Avant de rejoindre l’Elysée, Bruno Joubert était secrétaire général adjoint du Quai. Il n’est pas parti sans prendre soin de transmettre les consignes à Jean-Loup Kuhn, son successeur qui arrive de l’Ofpra, le célèbre organisme en charge de la gestion des demandes d’asile politique. Et Joubert ne le lui a pas caché : il n’était pas mécontent d’échapper à une étrange corvée : la rencontre au cours de laquelle le tout nouvel ambassadeur de France au Honduras devait recevoir ses instructions. Il faut dire que l’ambassadeur en question est le jeune Dominati, ainsi recasé loin de Paris par la volonté chiraquienne. Beaucoup l’ont cru nommé au Panama et lui-même n’avait pas très bien compris où on lui proposait de partir lorsqu’un émissaire de Chirac lui avait parlé de Tegucigalpa…Le besoin de partir était si fort. La rencontre entre le nouveau secrétaire général adjoint et le nouvel ambassadeur a quand même duré une heure et tous les présents ont loué la maîtrise de Kuhn qui a su éviter de trop montrer son mépris. Malgré les demandes insistantes de ne pas poursuivre cette nomination, l’Elysée, décidément très attaché à l’héritage chiraquien, a fait savoir que cette nomination n’était plus négociable. Dans l’affaire, celui qui évite le discrédit, c’est Kouchner, puisque personne n’a cru bon de lui en parler.

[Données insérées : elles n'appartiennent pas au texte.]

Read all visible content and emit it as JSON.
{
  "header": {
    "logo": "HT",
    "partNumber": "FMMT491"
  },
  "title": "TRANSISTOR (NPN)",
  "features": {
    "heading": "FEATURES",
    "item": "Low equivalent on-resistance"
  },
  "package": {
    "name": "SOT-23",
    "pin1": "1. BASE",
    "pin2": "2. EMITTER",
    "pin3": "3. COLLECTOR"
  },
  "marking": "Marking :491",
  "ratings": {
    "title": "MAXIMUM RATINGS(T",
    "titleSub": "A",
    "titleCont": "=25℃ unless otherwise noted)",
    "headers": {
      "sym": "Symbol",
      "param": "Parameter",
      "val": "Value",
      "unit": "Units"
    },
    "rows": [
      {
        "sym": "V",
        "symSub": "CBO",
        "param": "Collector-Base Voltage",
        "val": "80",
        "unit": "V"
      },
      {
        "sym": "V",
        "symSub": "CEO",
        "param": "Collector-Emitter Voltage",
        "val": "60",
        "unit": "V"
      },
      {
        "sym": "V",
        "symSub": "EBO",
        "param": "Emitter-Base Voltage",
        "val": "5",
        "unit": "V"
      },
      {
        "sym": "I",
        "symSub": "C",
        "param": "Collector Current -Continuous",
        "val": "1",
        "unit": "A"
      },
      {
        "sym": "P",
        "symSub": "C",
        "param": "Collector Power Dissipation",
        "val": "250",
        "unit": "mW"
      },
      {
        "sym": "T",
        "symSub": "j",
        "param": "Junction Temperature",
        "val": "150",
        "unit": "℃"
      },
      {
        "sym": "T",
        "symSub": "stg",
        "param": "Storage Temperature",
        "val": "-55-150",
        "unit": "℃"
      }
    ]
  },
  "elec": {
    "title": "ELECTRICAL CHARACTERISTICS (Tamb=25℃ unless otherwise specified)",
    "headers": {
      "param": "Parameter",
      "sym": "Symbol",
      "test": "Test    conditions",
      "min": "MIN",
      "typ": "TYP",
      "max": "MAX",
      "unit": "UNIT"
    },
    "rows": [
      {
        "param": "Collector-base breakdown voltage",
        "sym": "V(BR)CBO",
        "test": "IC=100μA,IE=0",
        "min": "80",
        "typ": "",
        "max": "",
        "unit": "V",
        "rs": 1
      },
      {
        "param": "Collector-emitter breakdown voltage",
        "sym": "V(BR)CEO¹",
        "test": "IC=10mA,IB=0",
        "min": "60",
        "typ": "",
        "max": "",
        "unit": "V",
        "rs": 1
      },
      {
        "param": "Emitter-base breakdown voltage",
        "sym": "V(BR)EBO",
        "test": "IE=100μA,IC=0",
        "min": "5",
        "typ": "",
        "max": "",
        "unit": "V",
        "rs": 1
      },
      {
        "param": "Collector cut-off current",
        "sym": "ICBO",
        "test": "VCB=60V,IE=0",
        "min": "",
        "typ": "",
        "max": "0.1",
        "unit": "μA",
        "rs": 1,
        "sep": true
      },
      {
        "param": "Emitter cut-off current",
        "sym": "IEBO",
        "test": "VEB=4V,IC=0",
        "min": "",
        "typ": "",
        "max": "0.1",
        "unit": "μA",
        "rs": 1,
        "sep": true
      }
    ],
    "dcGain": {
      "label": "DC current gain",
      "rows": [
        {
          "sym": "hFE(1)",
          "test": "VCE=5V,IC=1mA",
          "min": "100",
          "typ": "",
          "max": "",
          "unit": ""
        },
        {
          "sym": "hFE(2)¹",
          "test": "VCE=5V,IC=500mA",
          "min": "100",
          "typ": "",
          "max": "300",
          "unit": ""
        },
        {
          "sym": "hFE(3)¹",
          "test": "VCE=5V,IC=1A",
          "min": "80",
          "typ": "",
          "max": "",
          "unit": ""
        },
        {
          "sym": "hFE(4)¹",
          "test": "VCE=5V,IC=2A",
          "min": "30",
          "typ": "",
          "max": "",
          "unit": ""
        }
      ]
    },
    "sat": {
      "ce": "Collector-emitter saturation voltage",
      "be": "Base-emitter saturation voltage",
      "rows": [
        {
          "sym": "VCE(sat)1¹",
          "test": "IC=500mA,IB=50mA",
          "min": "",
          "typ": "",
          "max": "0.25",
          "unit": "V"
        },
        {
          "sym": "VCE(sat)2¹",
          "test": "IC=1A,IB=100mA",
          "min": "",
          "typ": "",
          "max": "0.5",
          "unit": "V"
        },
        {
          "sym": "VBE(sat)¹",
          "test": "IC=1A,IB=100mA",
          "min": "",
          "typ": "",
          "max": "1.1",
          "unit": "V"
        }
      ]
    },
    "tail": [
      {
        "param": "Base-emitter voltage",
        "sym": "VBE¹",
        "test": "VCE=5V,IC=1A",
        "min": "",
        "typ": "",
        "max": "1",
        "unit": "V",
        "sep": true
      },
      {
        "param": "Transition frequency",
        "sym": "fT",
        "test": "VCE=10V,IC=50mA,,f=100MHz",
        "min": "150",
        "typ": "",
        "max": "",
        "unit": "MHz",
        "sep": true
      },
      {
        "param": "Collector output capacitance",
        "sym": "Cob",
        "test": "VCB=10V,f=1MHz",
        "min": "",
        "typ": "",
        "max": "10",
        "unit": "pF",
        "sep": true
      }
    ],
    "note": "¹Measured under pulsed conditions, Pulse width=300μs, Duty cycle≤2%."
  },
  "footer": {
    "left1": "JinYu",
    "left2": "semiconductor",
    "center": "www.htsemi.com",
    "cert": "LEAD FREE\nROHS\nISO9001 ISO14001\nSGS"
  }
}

On va finir par regretter des Michel Jobert, soit ce genre de haut fonctionnaire servant les pouvoirs du moment et passant par la politique pour exister davantage mais en conservant un peu de sens de l’Etat ou des intérêts nationaux (aux dépens d’autres intérêts nationaux contraires, aux dépens des intérêts des simples gens, car le culte des intérêts supérieurs fait toujours admettre que la fin justifie les moyens). Le message que le Sarkozisme fait passer à tous est celui de Thiers : " enrichissez-vous ! " (et tant qu’à faire, que moi, Sarko, en profite…). De là à énoncer " ce qui m’enrichit enrichit tout le monde, et tous ceux qui m’enrichissent, quels qu’ils soient, doivent pouvoir s’enrichir davantage ", il y a peu.

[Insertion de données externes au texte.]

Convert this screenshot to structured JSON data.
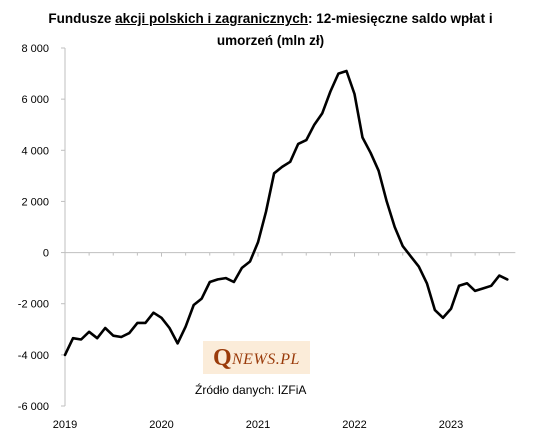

La rupture, si rupture il y avait, ne serait pas entre la Françafrique et des pratiques éprouvées au profit de partenariats élargis (avec les Etats-Unis, par exemple, pour contrer l’influence chinoise), mais entre les mêmes pratiques aux profit d’intérêts français et les mêmes au profit d’un seul. S’il y avait eu volonté de rupture, ce n’est pas Kouchner qui aurait été sollicité, mais Jean-Pierre Cot (et non Hubert Védrine, un moment pressenti). Mais l’esbrouffe s’accompagne de discours un peu plus modernes. Le discours de Dakar, c’est un peu l’équivalent de la " fracture sociale " chiraquienne : un baratin destiné à faire passer la pilule. Et on nommera n’importe qui n’importe où du moment qu’il soit servile et comprenne le message : favoriser l’enrichissement de qui vous nomme est essentiel pour s’enrichir un peu (mais pas trop) soi-même.